Samsung's NAND production lines back in business

Aug 6, 2007 09:04 GMT  ·  By

After a power outage at a NAND chip production plant in South Korea that left Samsung with almost no flash production capabilities and the entire industry that depends on NAND chips in the air, the memory manufacturer reports that all lines are now fully operational. The incident at the Kiheung production plant, near Seoul, had drastic repercussions in all the NAND chip using industry as several of Samsung's competitors found themselves rising as the price of a flash chip soared.

As Samsung Electronics is the biggest memory manufacturer in the world, the incident is likely to cause a massive shortage of parts on the NAND market, at least in the first half of August, according to the market research company iSupply cited by the news site News.zdnet.com. Samsung's affected production lines were responsible for about 35 percent of the total NAND flash memories worldwide, so the manufacturing company expects a loss of $43.4 million, that is lower than the original estimates that reached $54.1 million.

Because Samsung was for years the leading flash memory manufacturer and vendor, its production drop will cause its rivals, Toshiba and Hynix, to receive a revenues boost as the demand for NAND chips will soon be higher than the production.
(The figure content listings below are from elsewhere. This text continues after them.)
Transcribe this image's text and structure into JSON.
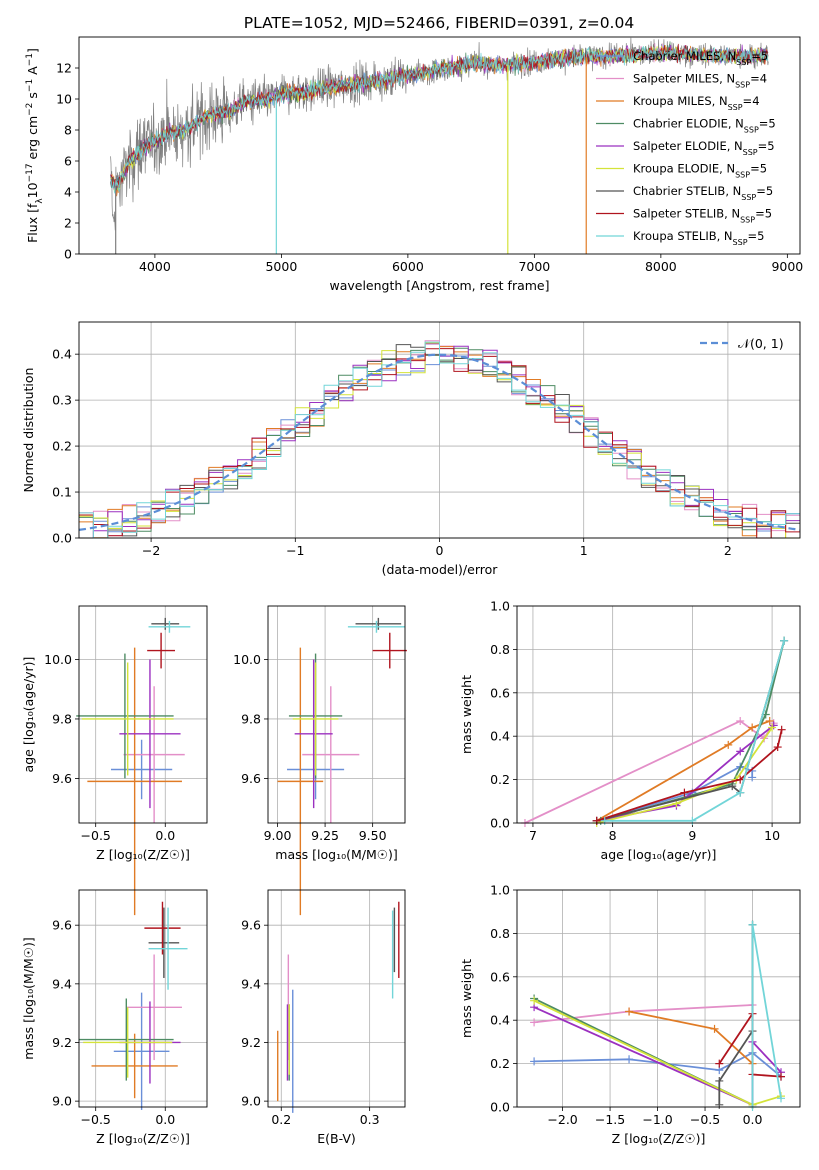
{
  "figure_title": "PLATE=1052, MJD=52466, FIBERID=0391, z=0.04",
  "colors": {
    "chabrier_miles": "#6a8fd8",
    "salpeter_miles": "#e38fc8",
    "kroupa_miles": "#e07b25",
    "chabrier_elodie": "#4e8c63",
    "salpeter_elodie": "#9b30c0",
    "kroupa_elodie": "#d4e33a",
    "chabrier_stelib": "#555555",
    "salpeter_stelib": "#b0141e",
    "kroupa_stelib": "#72d5d8",
    "data": "#808080",
    "normal": "#5b8ed6",
    "grid": "#b0b0b0"
  },
  "chart_data": [
    {
      "id": "spectrum",
      "type": "line",
      "title": "PLATE=1052, MJD=52466, FIBERID=0391, z=0.04",
      "xlabel": "wavelength [Angstrom, rest frame]",
      "ylabel_parts": [
        "Flux [f",
        "λ",
        "10",
        "−17",
        " erg cm",
        "−2",
        " s",
        "−1",
        " A",
        "−1",
        "]"
      ],
      "xlim": [
        3400,
        9100
      ],
      "ylim": [
        0,
        14
      ],
      "xticks": [
        "4000",
        "5000",
        "6000",
        "7000",
        "8000",
        "9000"
      ],
      "yticks": [
        "0",
        "2",
        "4",
        "6",
        "8",
        "10",
        "12"
      ],
      "grid": false,
      "legend_position": "right",
      "legend": [
        {
          "name": "Chabrier MILES",
          "n": "5",
          "color_key": "chabrier_miles"
        },
        {
          "name": "Salpeter MILES",
          "n": "4",
          "color_key": "salpeter_miles"
        },
        {
          "name": "Kroupa MILES",
          "n": "4",
          "color_key": "kroupa_miles"
        },
        {
          "name": "Chabrier ELODIE",
          "n": "5",
          "color_key": "chabrier_elodie"
        },
        {
          "name": "Salpeter ELODIE",
          "n": "5",
          "color_key": "salpeter_elodie"
        },
        {
          "name": "Kroupa ELODIE",
          "n": "5",
          "color_key": "kroupa_elodie"
        },
        {
          "name": "Chabrier STELIB",
          "n": "5",
          "color_key": "chabrier_stelib"
        },
        {
          "name": "Salpeter STELIB",
          "n": "5",
          "color_key": "salpeter_stelib"
        },
        {
          "name": "Kroupa STELIB",
          "n": "5",
          "color_key": "kroupa_stelib"
        }
      ],
      "continuum": [
        [
          3650,
          4.8
        ],
        [
          3700,
          4.3
        ],
        [
          3800,
          6.0
        ],
        [
          3900,
          6.8
        ],
        [
          4000,
          7.3
        ],
        [
          4100,
          7.8
        ],
        [
          4200,
          7.9
        ],
        [
          4300,
          8.3
        ],
        [
          4400,
          8.9
        ],
        [
          4500,
          9.1
        ],
        [
          4600,
          9.3
        ],
        [
          4700,
          9.8
        ],
        [
          4800,
          9.9
        ],
        [
          4900,
          10.0
        ],
        [
          5000,
          10.3
        ],
        [
          5100,
          10.4
        ],
        [
          5200,
          10.5
        ],
        [
          5300,
          10.7
        ],
        [
          5400,
          10.8
        ],
        [
          5500,
          10.9
        ],
        [
          5600,
          11.0
        ],
        [
          5700,
          11.1
        ],
        [
          5800,
          11.2
        ],
        [
          5900,
          11.4
        ],
        [
          6000,
          11.5
        ],
        [
          6100,
          11.6
        ],
        [
          6200,
          11.8
        ],
        [
          6300,
          12.0
        ],
        [
          6400,
          12.1
        ],
        [
          6500,
          12.3
        ],
        [
          6600,
          12.3
        ],
        [
          6700,
          12.2
        ],
        [
          6800,
          12.2
        ],
        [
          6900,
          12.3
        ],
        [
          7000,
          12.4
        ],
        [
          7200,
          12.6
        ],
        [
          7400,
          12.7
        ],
        [
          7600,
          12.8
        ],
        [
          7800,
          12.9
        ],
        [
          8000,
          13.0
        ],
        [
          8200,
          12.9
        ],
        [
          8400,
          12.8
        ],
        [
          8600,
          12.8
        ],
        [
          8800,
          12.8
        ]
      ]
    },
    {
      "id": "residuals",
      "type": "histogram",
      "xlabel": "(data-model)/error",
      "ylabel": "Normed distribution",
      "xlim": [
        -2.5,
        2.5
      ],
      "ylim": [
        0,
        0.47
      ],
      "xticks": [
        "−2",
        "−1",
        "0",
        "1",
        "2"
      ],
      "yticks": [
        "0.0",
        "0.1",
        "0.2",
        "0.3",
        "0.4"
      ],
      "grid": true,
      "legend_position": "top-right",
      "legend_label": "𝒩(0, 1)"
    },
    {
      "id": "age_vs_Z",
      "type": "scatter",
      "xlabel": "Z [log₁₀(Z/Z☉)]",
      "ylabel": "age  [log₁₀(age/yr)]",
      "xlim": [
        -0.62,
        0.3
      ],
      "ylim": [
        9.45,
        10.18
      ],
      "xticks": [
        "−0.5",
        "0.0"
      ],
      "yticks": [
        "9.6",
        "9.8",
        "10.0"
      ],
      "grid": true,
      "points": [
        {
          "color_key": "chabrier_miles",
          "x": -0.17,
          "y": 9.63,
          "xerr": 0.22,
          "yerr": 0.1
        },
        {
          "color_key": "salpeter_miles",
          "x": -0.08,
          "y": 9.68,
          "xerr": 0.22,
          "yerr": 0.23
        },
        {
          "color_key": "kroupa_miles",
          "x": -0.22,
          "y": 9.59,
          "xerr": 0.34,
          "yerr": 0.45
        },
        {
          "color_key": "chabrier_elodie",
          "x": -0.29,
          "y": 9.81,
          "xerr": 0.35,
          "yerr": 0.21
        },
        {
          "color_key": "salpeter_elodie",
          "x": -0.11,
          "y": 9.75,
          "xerr": 0.22,
          "yerr": 0.25
        },
        {
          "color_key": "kroupa_elodie",
          "x": -0.27,
          "y": 9.8,
          "xerr": 0.33,
          "yerr": 0.19
        },
        {
          "color_key": "chabrier_stelib",
          "x": 0.0,
          "y": 10.12,
          "xerr": 0.1,
          "yerr": 0.02
        },
        {
          "color_key": "salpeter_stelib",
          "x": -0.03,
          "y": 10.03,
          "xerr": 0.1,
          "yerr": 0.06
        },
        {
          "color_key": "kroupa_stelib",
          "x": 0.03,
          "y": 10.11,
          "xerr": 0.15,
          "yerr": 0.02
        }
      ]
    },
    {
      "id": "age_vs_mass",
      "type": "scatter",
      "xlabel": "mass [log₁₀(M/M☉)]",
      "ylabel": "",
      "xlim": [
        8.95,
        9.67
      ],
      "ylim": [
        9.45,
        10.18
      ],
      "xticks": [
        "9.00",
        "9.25",
        "9.50"
      ],
      "yticks": [
        "9.6",
        "9.8",
        "10.0"
      ],
      "grid": true,
      "points": [
        {
          "color_key": "chabrier_miles",
          "x": 9.2,
          "y": 9.63,
          "xerr": 0.15,
          "yerr": 0.1
        },
        {
          "color_key": "salpeter_miles",
          "x": 9.28,
          "y": 9.68,
          "xerr": 0.15,
          "yerr": 0.23
        },
        {
          "color_key": "kroupa_miles",
          "x": 9.12,
          "y": 9.59,
          "xerr": 0.12,
          "yerr": 0.45
        },
        {
          "color_key": "chabrier_elodie",
          "x": 9.2,
          "y": 9.81,
          "xerr": 0.14,
          "yerr": 0.21
        },
        {
          "color_key": "salpeter_elodie",
          "x": 9.19,
          "y": 9.75,
          "xerr": 0.1,
          "yerr": 0.25
        },
        {
          "color_key": "kroupa_elodie",
          "x": 9.2,
          "y": 9.8,
          "xerr": 0.12,
          "yerr": 0.19
        },
        {
          "color_key": "chabrier_stelib",
          "x": 9.53,
          "y": 10.12,
          "xerr": 0.12,
          "yerr": 0.02
        },
        {
          "color_key": "salpeter_stelib",
          "x": 9.59,
          "y": 10.03,
          "xerr": 0.09,
          "yerr": 0.06
        },
        {
          "color_key": "kroupa_stelib",
          "x": 9.52,
          "y": 10.11,
          "xerr": 0.15,
          "yerr": 0.02
        }
      ]
    },
    {
      "id": "mass_weight_vs_age",
      "type": "line",
      "xlabel": "age  [log₁₀(age/yr)]",
      "ylabel": "mass weight",
      "xlim": [
        6.8,
        10.35
      ],
      "ylim": [
        0,
        1
      ],
      "xticks": [
        "7",
        "8",
        "9",
        "10"
      ],
      "yticks": [
        "0.0",
        "0.2",
        "0.4",
        "0.6",
        "0.8",
        "1.0"
      ],
      "grid": true,
      "series": [
        {
          "color_key": "chabrier_miles",
          "points": [
            [
              7.8,
              0.01
            ],
            [
              9.0,
              0.14
            ],
            [
              9.6,
              0.26
            ],
            [
              9.75,
              0.24
            ],
            [
              9.75,
              0.21
            ]
          ]
        },
        {
          "color_key": "salpeter_miles",
          "points": [
            [
              6.9,
              0.0
            ],
            [
              9.6,
              0.47
            ],
            [
              9.9,
              0.39
            ],
            [
              10.02,
              0.46
            ]
          ]
        },
        {
          "color_key": "kroupa_miles",
          "points": [
            [
              7.8,
              0.01
            ],
            [
              9.45,
              0.36
            ],
            [
              9.75,
              0.44
            ],
            [
              9.97,
              0.47
            ]
          ]
        },
        {
          "color_key": "chabrier_elodie",
          "points": [
            [
              7.85,
              0.01
            ],
            [
              9.5,
              0.18
            ],
            [
              9.92,
              0.5
            ],
            [
              10.15,
              0.84
            ]
          ]
        },
        {
          "color_key": "salpeter_elodie",
          "points": [
            [
              7.8,
              0.01
            ],
            [
              8.8,
              0.08
            ],
            [
              9.6,
              0.33
            ],
            [
              10.02,
              0.45
            ]
          ]
        },
        {
          "color_key": "kroupa_elodie",
          "points": [
            [
              7.8,
              0.0
            ],
            [
              8.8,
              0.09
            ],
            [
              9.55,
              0.2
            ],
            [
              10.0,
              0.44
            ]
          ]
        },
        {
          "color_key": "chabrier_stelib",
          "points": [
            [
              7.8,
              0.01
            ],
            [
              9.5,
              0.17
            ],
            [
              9.6,
              0.14
            ],
            [
              10.15,
              0.84
            ]
          ]
        },
        {
          "color_key": "salpeter_stelib",
          "points": [
            [
              7.8,
              0.01
            ],
            [
              8.9,
              0.14
            ],
            [
              9.6,
              0.2
            ],
            [
              10.07,
              0.35
            ],
            [
              10.12,
              0.43
            ]
          ]
        },
        {
          "color_key": "kroupa_stelib",
          "points": [
            [
              7.9,
              0.01
            ],
            [
              9.0,
              0.01
            ],
            [
              9.6,
              0.14
            ],
            [
              10.15,
              0.84
            ]
          ]
        }
      ]
    },
    {
      "id": "mass_vs_Z",
      "type": "scatter",
      "xlabel": "Z [log₁₀(Z/Z☉)]",
      "ylabel": "mass [log₁₀(M/M☉)]",
      "xlim": [
        -0.62,
        0.3
      ],
      "ylim": [
        8.98,
        9.72
      ],
      "xticks": [
        "−0.5",
        "0.0"
      ],
      "yticks": [
        "9.0",
        "9.2",
        "9.4",
        "9.6"
      ],
      "grid": true,
      "points": [
        {
          "color_key": "chabrier_miles",
          "x": -0.17,
          "y": 9.17,
          "xerr": 0.2,
          "yerr": 0.2
        },
        {
          "color_key": "salpeter_miles",
          "x": -0.08,
          "y": 9.32,
          "xerr": 0.2,
          "yerr": 0.18
        },
        {
          "color_key": "kroupa_miles",
          "x": -0.22,
          "y": 9.12,
          "xerr": 0.31,
          "yerr": 0.11
        },
        {
          "color_key": "chabrier_elodie",
          "x": -0.28,
          "y": 9.21,
          "xerr": 0.34,
          "yerr": 0.14
        },
        {
          "color_key": "salpeter_elodie",
          "x": -0.11,
          "y": 9.2,
          "xerr": 0.22,
          "yerr": 0.14
        },
        {
          "color_key": "kroupa_elodie",
          "x": -0.27,
          "y": 9.2,
          "xerr": 0.32,
          "yerr": 0.12
        },
        {
          "color_key": "chabrier_stelib",
          "x": -0.01,
          "y": 9.54,
          "xerr": 0.11,
          "yerr": 0.12
        },
        {
          "color_key": "salpeter_stelib",
          "x": -0.02,
          "y": 9.59,
          "xerr": 0.13,
          "yerr": 0.09
        },
        {
          "color_key": "kroupa_stelib",
          "x": 0.02,
          "y": 9.52,
          "xerr": 0.14,
          "yerr": 0.14
        }
      ]
    },
    {
      "id": "mass_vs_ebv",
      "type": "scatter",
      "xlabel": "E(B-V)",
      "ylabel": "",
      "xlim": [
        0.185,
        0.34
      ],
      "ylim": [
        8.98,
        9.72
      ],
      "xticks": [
        "0.2",
        "0.3"
      ],
      "yticks": [
        "9.0",
        "9.2",
        "9.4",
        "9.6"
      ],
      "grid": true,
      "points": [
        {
          "color_key": "chabrier_miles",
          "x": 0.213,
          "y": 9.17,
          "yerr": 0.21
        },
        {
          "color_key": "salpeter_miles",
          "x": 0.208,
          "y": 9.32,
          "yerr": 0.18
        },
        {
          "color_key": "kroupa_miles",
          "x": 0.196,
          "y": 9.12,
          "yerr": 0.12
        },
        {
          "color_key": "chabrier_elodie",
          "x": 0.209,
          "y": 9.2,
          "yerr": 0.13
        },
        {
          "color_key": "salpeter_elodie",
          "x": 0.207,
          "y": 9.2,
          "yerr": 0.13
        },
        {
          "color_key": "kroupa_elodie",
          "x": 0.209,
          "y": 9.21,
          "yerr": 0.12
        },
        {
          "color_key": "chabrier_stelib",
          "x": 0.328,
          "y": 9.55,
          "yerr": 0.11
        },
        {
          "color_key": "salpeter_stelib",
          "x": 0.333,
          "y": 9.55,
          "yerr": 0.13
        },
        {
          "color_key": "kroupa_stelib",
          "x": 0.326,
          "y": 9.5,
          "yerr": 0.15
        }
      ]
    },
    {
      "id": "mass_weight_vs_Z",
      "type": "line",
      "xlabel": "Z [log₁₀(Z/Z☉)]",
      "ylabel": "mass weight",
      "xlim": [
        -2.48,
        0.5
      ],
      "ylim": [
        0,
        1
      ],
      "xticks": [
        "−2.0",
        "−1.5",
        "−1.0",
        "−0.5",
        "0.0"
      ],
      "yticks": [
        "0.0",
        "0.2",
        "0.4",
        "0.6",
        "0.8",
        "1.0"
      ],
      "grid": true,
      "series": [
        {
          "color_key": "chabrier_miles",
          "points": [
            [
              -2.3,
              0.21
            ],
            [
              -1.3,
              0.22
            ],
            [
              -0.35,
              0.17
            ],
            [
              0.0,
              0.25
            ],
            [
              0.3,
              0.14
            ]
          ]
        },
        {
          "color_key": "salpeter_miles",
          "points": [
            [
              -2.3,
              0.39
            ],
            [
              -1.3,
              0.44
            ],
            [
              0.0,
              0.47
            ]
          ]
        },
        {
          "color_key": "kroupa_miles",
          "points": [
            [
              -1.3,
              0.44
            ],
            [
              -0.4,
              0.36
            ],
            [
              0.0,
              0.2
            ],
            [
              0.0,
              0.01
            ]
          ]
        },
        {
          "color_key": "chabrier_elodie",
          "points": [
            [
              -2.3,
              0.5
            ],
            [
              0.0,
              0.01
            ],
            [
              0.0,
              0.84
            ]
          ]
        },
        {
          "color_key": "salpeter_elodie",
          "points": [
            [
              -2.3,
              0.46
            ],
            [
              0.0,
              0.01
            ],
            [
              0.0,
              0.3
            ],
            [
              0.3,
              0.16
            ]
          ]
        },
        {
          "color_key": "kroupa_elodie",
          "points": [
            [
              -2.3,
              0.49
            ],
            [
              0.0,
              0.01
            ],
            [
              0.3,
              0.05
            ]
          ]
        },
        {
          "color_key": "chabrier_stelib",
          "points": [
            [
              -0.35,
              0.01
            ],
            [
              -0.35,
              0.12
            ],
            [
              0.0,
              0.35
            ],
            [
              0.0,
              0.84
            ]
          ]
        },
        {
          "color_key": "salpeter_stelib",
          "points": [
            [
              -0.35,
              0.2
            ],
            [
              0.0,
              0.43
            ],
            [
              0.0,
              0.15
            ],
            [
              0.3,
              0.14
            ]
          ]
        },
        {
          "color_key": "kroupa_stelib",
          "points": [
            [
              0.0,
              0.0
            ],
            [
              0.0,
              0.84
            ],
            [
              0.3,
              0.04
            ]
          ]
        }
      ]
    }
  ]
}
The affected NAND chip production lines were restored to full capacity the next morning, but even so, analysts are expecting the producer to be forced to discard most of the chips that were in the production queue. "The Samsung outage comes at a critical juncture in the NAND market, when conditions are set to shift from shortage to oversupply," iSuppli said in a report dated Friday. "The major factor to watch now is how quickly Samsung actually recovers from this outage". As the market is shifting abruptly from oversupply to critical shortage, NAND manufacturers are expecting a rise in the value of their shares, but the companies that are depending on flash memory chips for their finite products are seeing a small decline; this is the case with Apple that lost some points overnight.